Nachhaltigkeit ist auch im Alltag umsetzbar
Kein Mangel an Alternativen

Ochtrup -

Das Thema Nachhaltigkeit wird immer bedeutender – vor allem mit Bewegungen wie „Fridays For Future“. Egal, ob Mode, Nahrungsmittel oder Drogerieartikel – alles gibt es mittlerweile vegan, Bio oder als „Fairtrade“ gekennzeichnet. Auswahl für den Verbraucher ist also vorhanden.

Samstag, 18.01.2020, 06:00 Uhr aktualisiert: 21.01.2020, 10:56 Uhr
Die Rosen bei Blumenhändler Clemens Petermanns auf dem Wochenmarkt tragen allesamt den „Fairtrade“-Aufdruck.

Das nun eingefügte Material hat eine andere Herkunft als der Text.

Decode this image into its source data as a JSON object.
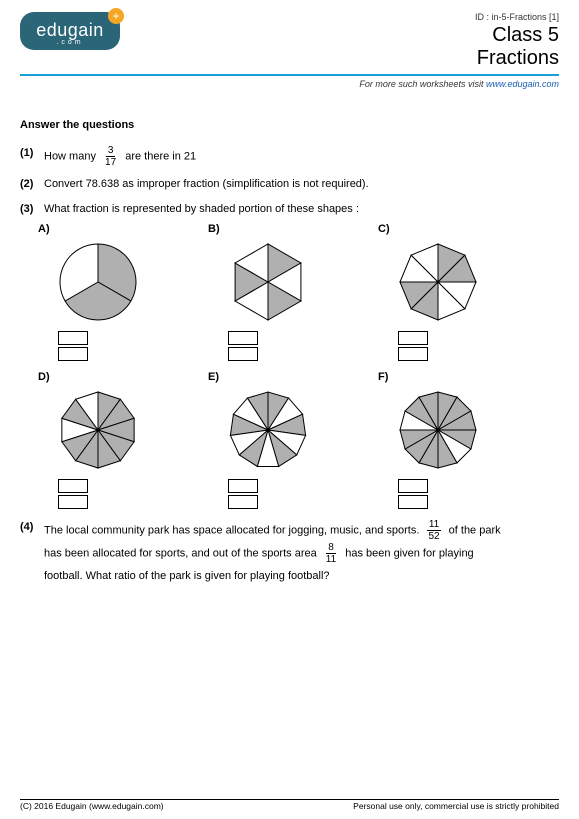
{
  "header": {
    "logo_main": "edugain",
    "logo_sub": ".com",
    "badge": "+",
    "id_line": "ID : in-5-Fractions [1]",
    "title": "Class 5",
    "subtitle": "Fractions",
    "divider_color": "#1aa0d8",
    "visit_prefix": "For more such worksheets visit ",
    "visit_link": "www.edugain.com"
  },
  "section_title": "Answer the questions",
  "q1": {
    "num": "(1)",
    "pre": "How many ",
    "frac_num": "3",
    "frac_den": "17",
    "post": " are there in 21"
  },
  "q2": {
    "num": "(2)",
    "text": "Convert 78.638 as improper fraction (simplification is not required)."
  },
  "q3": {
    "num": "(3)",
    "text": "What fraction is represented by shaded portion of these shapes :",
    "fill": "#b0b0b0",
    "stroke": "#000000",
    "shapes": [
      {
        "label": "A)",
        "sides": 0,
        "slices": 3,
        "shaded": [
          0,
          1
        ]
      },
      {
        "label": "B)",
        "sides": 6,
        "slices": 6,
        "shaded": [
          0,
          2,
          4
        ]
      },
      {
        "label": "C)",
        "sides": 8,
        "slices": 8,
        "shaded": [
          0,
          1,
          4,
          5
        ]
      },
      {
        "label": "D)",
        "sides": 10,
        "slices": 10,
        "shaded": [
          0,
          1,
          2,
          3,
          4,
          5,
          6,
          8
        ]
      },
      {
        "label": "E)",
        "sides": 11,
        "slices": 11,
        "shaded": [
          0,
          2,
          4,
          6,
          8,
          10
        ]
      },
      {
        "label": "F)",
        "sides": 12,
        "slices": 12,
        "shaded": [
          0,
          1,
          2,
          3,
          5,
          6,
          7,
          8,
          10,
          11
        ]
      }
    ]
  },
  "q4": {
    "num": "(4)",
    "t1": "The local community park has space allocated for jogging, music, and sports. ",
    "f1_num": "11",
    "f1_den": "52",
    "t2": " of the park",
    "t3": "has been allocated for sports, and out of the sports area ",
    "f2_num": "8",
    "f2_den": "11",
    "t4": " has been given for playing",
    "t5": "football. What ratio of the park is given for playing football?"
  },
  "footer": {
    "left": "(C) 2016 Edugain (www.edugain.com)",
    "right": "Personal use only, commercial use is strictly prohibited"
  }
}
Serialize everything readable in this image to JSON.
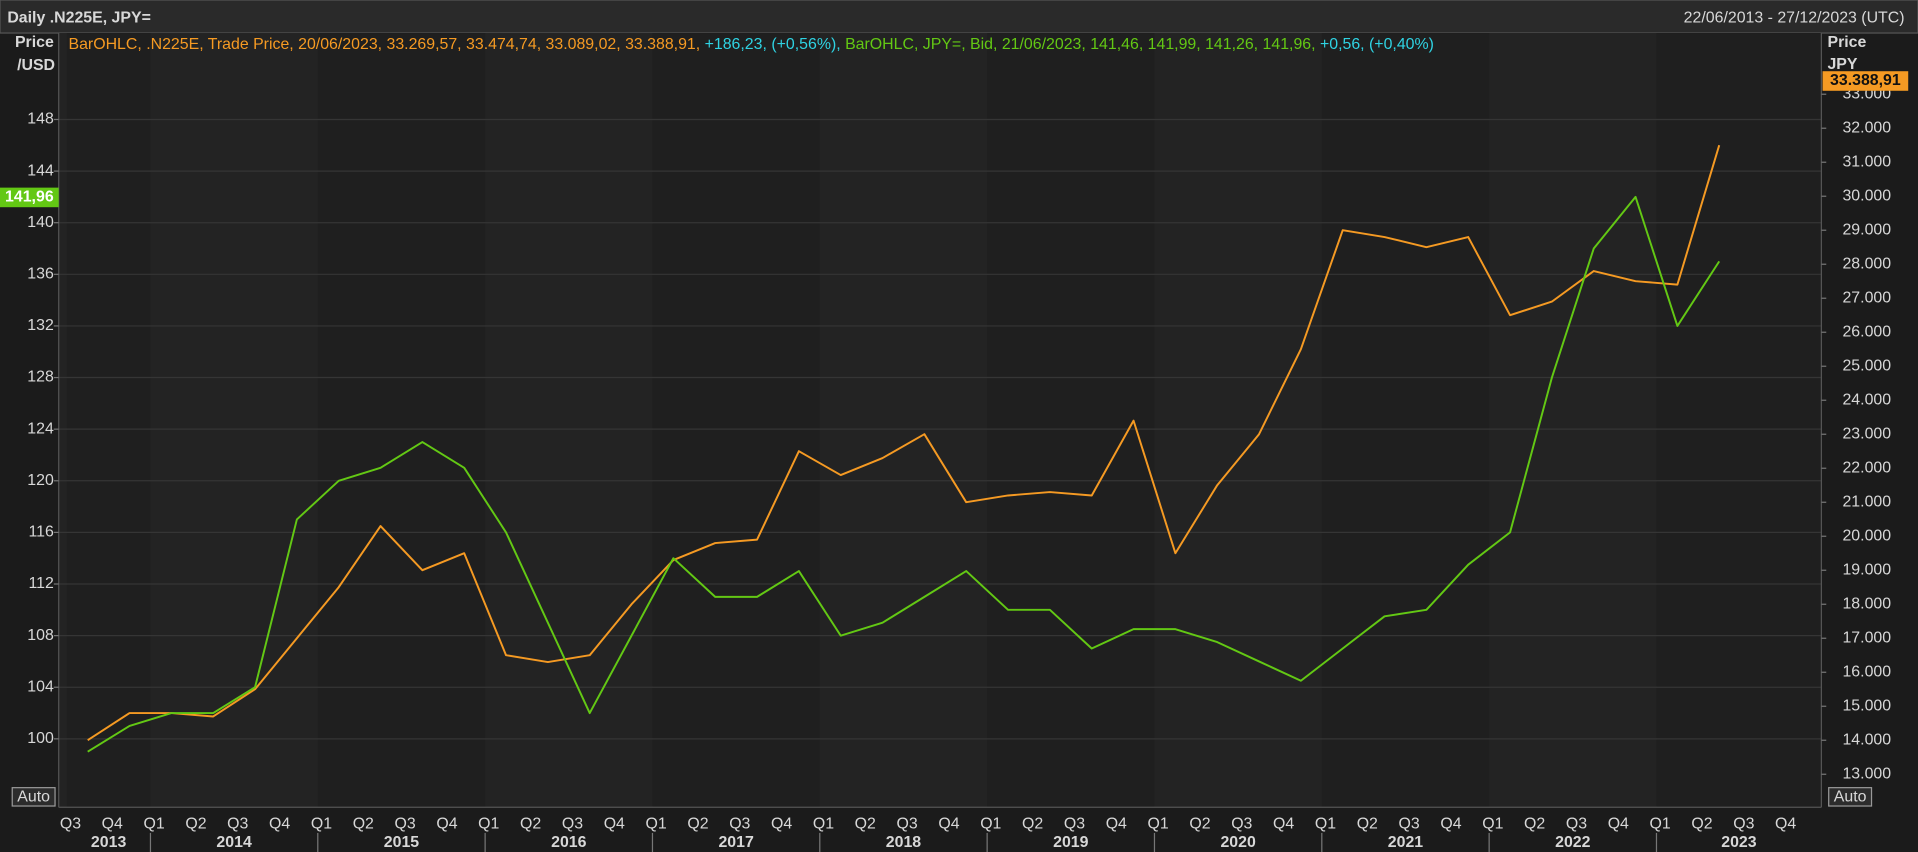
{
  "chart_data": {
    "type": "line",
    "title": "Daily .N225E, JPY=",
    "date_range": "22/06/2013 - 27/12/2023 (UTC)",
    "y_label": [
      "Price",
      "/USD"
    ],
    "y2_label": [
      "Price",
      "JPY"
    ],
    "left_scale_button": "Auto",
    "right_scale_button": "Auto",
    "categories": [
      "Q3",
      "Q4",
      "Q1",
      "Q2",
      "Q3",
      "Q4",
      "Q1",
      "Q2",
      "Q3",
      "Q4",
      "Q1",
      "Q2",
      "Q3",
      "Q4",
      "Q1",
      "Q2",
      "Q3",
      "Q4",
      "Q1",
      "Q2",
      "Q3",
      "Q4",
      "Q1",
      "Q2",
      "Q3",
      "Q4",
      "Q1",
      "Q2",
      "Q3",
      "Q4",
      "Q1",
      "Q2",
      "Q3",
      "Q4",
      "Q1",
      "Q2",
      "Q3",
      "Q4",
      "Q1",
      "Q2",
      "Q3",
      "Q4"
    ],
    "years": [
      "2013",
      "2014",
      "2015",
      "2016",
      "2017",
      "2018",
      "2019",
      "2020",
      "2021",
      "2022",
      "2023"
    ],
    "ylim": [
      94.7,
      154.7
    ],
    "yticks": [
      100,
      104,
      108,
      112,
      116,
      120,
      124,
      128,
      132,
      136,
      140,
      144,
      148
    ],
    "y2lim": [
      12030,
      34800
    ],
    "y2ticks": [
      {
        "value": 13000,
        "label": "13.000"
      },
      {
        "value": 14000,
        "label": "14.000"
      },
      {
        "value": 15000,
        "label": "15.000"
      },
      {
        "value": 16000,
        "label": "16.000"
      },
      {
        "value": 17000,
        "label": "17.000"
      },
      {
        "value": 18000,
        "label": "18.000"
      },
      {
        "value": 19000,
        "label": "19.000"
      },
      {
        "value": 20000,
        "label": "20.000"
      },
      {
        "value": 21000,
        "label": "21.000"
      },
      {
        "value": 22000,
        "label": "22.000"
      },
      {
        "value": 23000,
        "label": "23.000"
      },
      {
        "value": 24000,
        "label": "24.000"
      },
      {
        "value": 25000,
        "label": "25.000"
      },
      {
        "value": 26000,
        "label": "26.000"
      },
      {
        "value": 27000,
        "label": "27.000"
      },
      {
        "value": 28000,
        "label": "28.000"
      },
      {
        "value": 29000,
        "label": "29.000"
      },
      {
        "value": 30000,
        "label": "30.000"
      },
      {
        "value": 31000,
        "label": "31.000"
      },
      {
        "value": 32000,
        "label": "32.000"
      },
      {
        "value": 33000,
        "label": "33.000"
      }
    ],
    "grid": true,
    "change_color": "#2fd3e3",
    "series": [
      {
        "name": "BarOHLC, .N225E, Trade Price, 20/06/2023, 33.269,57, 33.474,74, 33.089,02, 33.388,91,",
        "change": "+186,23, (+0,56%),",
        "color": "#f59a23",
        "axis": "y2",
        "last": 33388.91,
        "last_label": "33.388,91",
        "values": [
          14000,
          14800,
          14800,
          14700,
          15500,
          17000,
          18500,
          20300,
          19000,
          19500,
          16500,
          16300,
          16500,
          18000,
          19300,
          19800,
          19900,
          22500,
          21800,
          22300,
          23000,
          21000,
          21200,
          21300,
          21200,
          23400,
          19500,
          21500,
          23000,
          25500,
          29000,
          28800,
          28500,
          28800,
          26500,
          26900,
          27800,
          27500,
          27400,
          31500,
          null,
          null
        ]
      },
      {
        "name": "BarOHLC, JPY=, Bid, 21/06/2023, 141,46, 141,99, 141,26, 141,96,",
        "change": "+0,56, (+0,40%)",
        "color": "#63c814",
        "axis": "y",
        "last": 141.96,
        "last_label": "141,96",
        "values": [
          99,
          101,
          102,
          102,
          104,
          117,
          120,
          121,
          123,
          121,
          116,
          109,
          102,
          108,
          114,
          111,
          111,
          113,
          108,
          109,
          111,
          113,
          110,
          110,
          107,
          108.5,
          108.5,
          107.5,
          106,
          104.5,
          107,
          109.5,
          110,
          113.5,
          116,
          128,
          138,
          142,
          132,
          137,
          null,
          null
        ]
      }
    ]
  }
}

Also das Zeichen für den fairen Handel im Erzeugerland.
Die Rosen bei Blumenhändler Clemens Petermanns auf dem Wochenmarkt tragen allesamt den „Fairtrade“-Aufdruck. Also das Zeichen für den fairen Handel im Erzeugerland. Foto: Hanna Wilbers

Umweltbewusstsein lässt sich beispielsweise auch auf dem Wochenmarkt umsetzen. So sind alle Rosen von Blumenhändler Clemens Petermanns fair gehandelt. Das könne der Kunde anhand des „Fairtrade“-Symbols erkennen, das auf die Verpackung der Sträuße gedruckt ist, betont Petermann. Ebenso könne der Käufer mit Hilfe des Codes, der unter dem Siegel steht, die Plantage der Pflanzen genau lokalisieren. Seine Ware stamme aus Afrika, erläutert der Marktbeschicker. So seien seine Blumen zwar fair produziert, hätten aber einen weiten Weg hinter sich. Ganz anders sei das bei seinen Tulpen. Die kämen aus den Niederlanden, wo sie in Gewächshäusern gedeihen. Zur Nachfrage der Produkte sagt er: „Es gibt viele Kunden, die speziell aus diesem Grund herkommen.“

Doch längst nicht nur auf dem Markt sind nachhaltige Produkte präsent. So gibt es zum Beispiel in lokalen Drogeriemärkten fast alle regulären Waren ebenfalls in der alternativen Variante zu kaufen. Anstatt der gewöhnlichen Zahnbürste aus Kunststoff bietet der Handel zusätzlich jene aus Bambus an. Diese haben laut Hersteller den großen Vorteil, dass sie zu 100 Prozent recycelbar seien. Wer sich allerdings für die nachhaltige Version entscheidet, tut zwar Gutes für die Umwelt – belastet jedoch den eigenen Geldbeutel deutlich stärker. Dieser Artikel kann so schon mal das Vierfache des normalen Preises kosten.

Beim weiteren Rundgang lassen sich weitere Dinge des täglichen Gebrauchs entdecken. Neben einem biologisch abbaubaren Waschmittel sind Reinigungsprodukte in Flaschen aus recyceltem Kunststoff zu finden. Wer ganz genau wissen will, was in seinem Putzmittel steckt, kann etwa zur Do-it-yourself – zur Selbermach-Variante – greifen. Dafür braucht es meist nicht mehr als fünf im Haushalt vorhandene Essenzen.

Doch zurück in den Drogeriemarkt. In der Kosmetikabteilung wird deutlich: Wer umweltbewusst leben will, sollte zusätzlich auf Qualitätssiegel wie die Veganblume achten. Die Artikel, die diese Art Siegel besitzen, garantieren laut Hersteller die vegane beziehungsweise vegetarische Produktion sowie häufig auch eine vegane Zutatenliste. Darunter befindet sich häufig das international geschützte V-Label. Dieses Gütesiegel der Europäischen Vegetarier-Union steht „für eine einfache sowie sichere Orientierungshilfe beim täglichen Einkauf“.

Viele Produzenten haben sich inzwischen auf das geänderte Kundenverhalten eingestellt – und entsprechend reagiert. So werden etwa als Abschminktücher- Ersatz sogenannte „Make Up Radierer“ angeboten, bei denen es sich um wiederverwendbare Waschlappen handelt, die nur mit Wasser die Haut reinigen sollen.

Und selbst bei den Jüngsten lässt es sich schon mit Nachhaltigkeit punkten: Schnuller -, Windel- oder Spielzeugversionen gibt es allesamt im naturbelassenen Stil.

In diesem Zusammenhang wären sicherlich auch Stoffwindeln ein Thema. Unterm Strich könnten Waschpulver und Wasser zur Reinigung der Stoffwindeln aber die gute Ökobilanz wieder zunichte machen – ganz davon abgesehen, dass sie mehr Arbeit machen als herkömmliche Einweg-Windeln.